Abstract

Nonrecurrent inferior laryngeal nerves (NRILNs) are generally discovered during thyroid or parathyroid gland surgery. If the presence of the NRILN is unknown, nerve injury can easily occur during surgery. Here we report seven cases of NRILN, describe how to identify a NRILN, and discuss whether preoperative or postoperative examination is necessary. Between October 1998 and March 2000, we performed cervicotomy in 1889 patients for thyroid and parathyroid disease and identified a NRILN in 7 of them (0.37%). A NRILN was found in 7 of 903 patients (0.78%) on the right side but in none of 855 patients on the left. The NRILN branched off the vagus nerve at the level of the upper or middle third of the thyroid in 5 patients, and in the other 2 patients branched off the vagus nerve at the level of the lower third of the thyroid.
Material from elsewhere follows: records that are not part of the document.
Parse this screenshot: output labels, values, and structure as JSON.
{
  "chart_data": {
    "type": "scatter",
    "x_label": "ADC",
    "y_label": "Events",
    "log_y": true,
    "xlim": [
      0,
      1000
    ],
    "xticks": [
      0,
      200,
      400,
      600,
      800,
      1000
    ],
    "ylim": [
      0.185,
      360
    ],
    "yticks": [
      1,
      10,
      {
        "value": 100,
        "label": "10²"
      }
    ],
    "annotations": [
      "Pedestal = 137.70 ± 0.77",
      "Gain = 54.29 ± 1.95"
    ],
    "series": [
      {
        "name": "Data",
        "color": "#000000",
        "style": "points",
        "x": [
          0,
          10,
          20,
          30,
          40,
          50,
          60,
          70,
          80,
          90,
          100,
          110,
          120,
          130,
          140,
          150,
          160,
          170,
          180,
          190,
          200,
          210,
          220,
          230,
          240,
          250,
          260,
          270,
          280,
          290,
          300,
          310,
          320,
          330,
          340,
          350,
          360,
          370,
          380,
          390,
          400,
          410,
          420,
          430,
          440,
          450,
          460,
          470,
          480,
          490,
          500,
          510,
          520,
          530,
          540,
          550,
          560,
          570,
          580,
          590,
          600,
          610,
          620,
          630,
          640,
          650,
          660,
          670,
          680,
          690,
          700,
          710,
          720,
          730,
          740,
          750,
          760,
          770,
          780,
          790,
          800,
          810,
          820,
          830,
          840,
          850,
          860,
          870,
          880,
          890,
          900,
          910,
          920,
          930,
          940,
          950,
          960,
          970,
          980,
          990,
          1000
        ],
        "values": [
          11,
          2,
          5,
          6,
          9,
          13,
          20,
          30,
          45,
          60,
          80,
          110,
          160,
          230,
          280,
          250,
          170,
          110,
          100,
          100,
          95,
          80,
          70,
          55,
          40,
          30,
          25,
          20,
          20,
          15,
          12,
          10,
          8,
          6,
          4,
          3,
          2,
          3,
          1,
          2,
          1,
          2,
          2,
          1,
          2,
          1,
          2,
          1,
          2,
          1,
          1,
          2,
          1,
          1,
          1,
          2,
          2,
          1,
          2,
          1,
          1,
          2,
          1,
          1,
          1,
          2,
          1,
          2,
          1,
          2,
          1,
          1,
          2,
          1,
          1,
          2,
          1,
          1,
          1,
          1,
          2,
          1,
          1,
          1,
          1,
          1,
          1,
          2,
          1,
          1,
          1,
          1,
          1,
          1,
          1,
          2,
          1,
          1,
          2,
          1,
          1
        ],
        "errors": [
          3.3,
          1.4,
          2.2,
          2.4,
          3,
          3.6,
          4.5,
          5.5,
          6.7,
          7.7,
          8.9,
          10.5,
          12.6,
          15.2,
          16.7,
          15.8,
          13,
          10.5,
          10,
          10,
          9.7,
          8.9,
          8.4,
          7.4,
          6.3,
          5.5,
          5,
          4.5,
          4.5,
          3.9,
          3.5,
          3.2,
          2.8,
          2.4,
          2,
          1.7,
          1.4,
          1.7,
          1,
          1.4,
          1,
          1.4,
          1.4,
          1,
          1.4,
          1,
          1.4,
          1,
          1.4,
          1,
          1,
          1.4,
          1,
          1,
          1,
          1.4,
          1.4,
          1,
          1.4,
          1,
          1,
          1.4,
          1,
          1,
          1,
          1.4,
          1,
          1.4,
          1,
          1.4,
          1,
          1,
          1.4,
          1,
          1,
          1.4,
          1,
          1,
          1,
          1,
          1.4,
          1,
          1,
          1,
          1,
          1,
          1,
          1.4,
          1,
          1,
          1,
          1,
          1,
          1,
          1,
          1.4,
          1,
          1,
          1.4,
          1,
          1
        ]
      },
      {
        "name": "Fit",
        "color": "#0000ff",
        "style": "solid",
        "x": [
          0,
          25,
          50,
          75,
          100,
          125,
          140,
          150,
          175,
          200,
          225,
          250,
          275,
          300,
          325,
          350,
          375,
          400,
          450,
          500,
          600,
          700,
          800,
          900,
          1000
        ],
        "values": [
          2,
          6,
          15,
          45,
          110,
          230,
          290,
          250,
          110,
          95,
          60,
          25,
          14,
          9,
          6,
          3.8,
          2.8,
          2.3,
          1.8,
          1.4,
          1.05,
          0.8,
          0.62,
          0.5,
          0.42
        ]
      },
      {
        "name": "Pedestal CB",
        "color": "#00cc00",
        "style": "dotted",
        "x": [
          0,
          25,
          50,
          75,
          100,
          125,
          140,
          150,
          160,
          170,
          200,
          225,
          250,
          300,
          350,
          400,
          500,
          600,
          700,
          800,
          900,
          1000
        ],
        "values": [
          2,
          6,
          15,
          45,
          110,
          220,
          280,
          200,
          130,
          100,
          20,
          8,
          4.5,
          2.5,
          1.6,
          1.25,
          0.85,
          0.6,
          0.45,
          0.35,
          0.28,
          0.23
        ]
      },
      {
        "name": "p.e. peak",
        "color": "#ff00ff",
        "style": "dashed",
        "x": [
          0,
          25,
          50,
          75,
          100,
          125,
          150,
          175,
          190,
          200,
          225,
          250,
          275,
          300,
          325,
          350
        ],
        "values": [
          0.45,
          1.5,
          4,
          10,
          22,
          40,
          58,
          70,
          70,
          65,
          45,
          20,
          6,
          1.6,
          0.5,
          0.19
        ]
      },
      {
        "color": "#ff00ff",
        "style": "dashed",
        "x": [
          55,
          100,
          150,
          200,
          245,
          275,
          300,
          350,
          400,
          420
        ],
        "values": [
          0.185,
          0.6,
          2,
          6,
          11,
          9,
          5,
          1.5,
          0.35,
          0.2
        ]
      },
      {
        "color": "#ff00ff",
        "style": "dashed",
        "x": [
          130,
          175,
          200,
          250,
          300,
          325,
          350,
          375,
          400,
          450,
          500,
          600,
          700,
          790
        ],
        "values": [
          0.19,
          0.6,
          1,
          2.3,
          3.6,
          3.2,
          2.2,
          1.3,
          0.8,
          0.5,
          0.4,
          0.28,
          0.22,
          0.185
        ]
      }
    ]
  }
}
We had not predicted the presence of NRILN before surgery in any of these 7 NRILN patients. Clinically, three patients with NRILN had mild dysphagia and the sensation of a foreign body in the throat. Three patients had abnormal chest X-ray findings showing a linear aortic arch shadow, a sign regarded as evidence of arteria lusoria. Three patients underwent MR angiography, and an aberrant right subclavicular artery was identified. Surgery was performed safely, and no postoperative vocal cord palsy occurred in any of the seven NRILN patients. It is to some extent possible to predict the presence or absence of NRILN by routine diagnostic examinations before surgery for thyroid and parathyroid disease. We emphasize that digital subtraction angiography, MR angiography, or barium esophagography is not necessary for all patients before surgery, since NRILN is a relatively rare anomaly, and such examinations are either invasive or not cost-effective. When a NRILN has been identified during surgery, there is no need to examine for the presence of a vascular anomaly: Its presence is a matter of course. Surgery must be performed however, with knowledge of the possibility of a NRILN.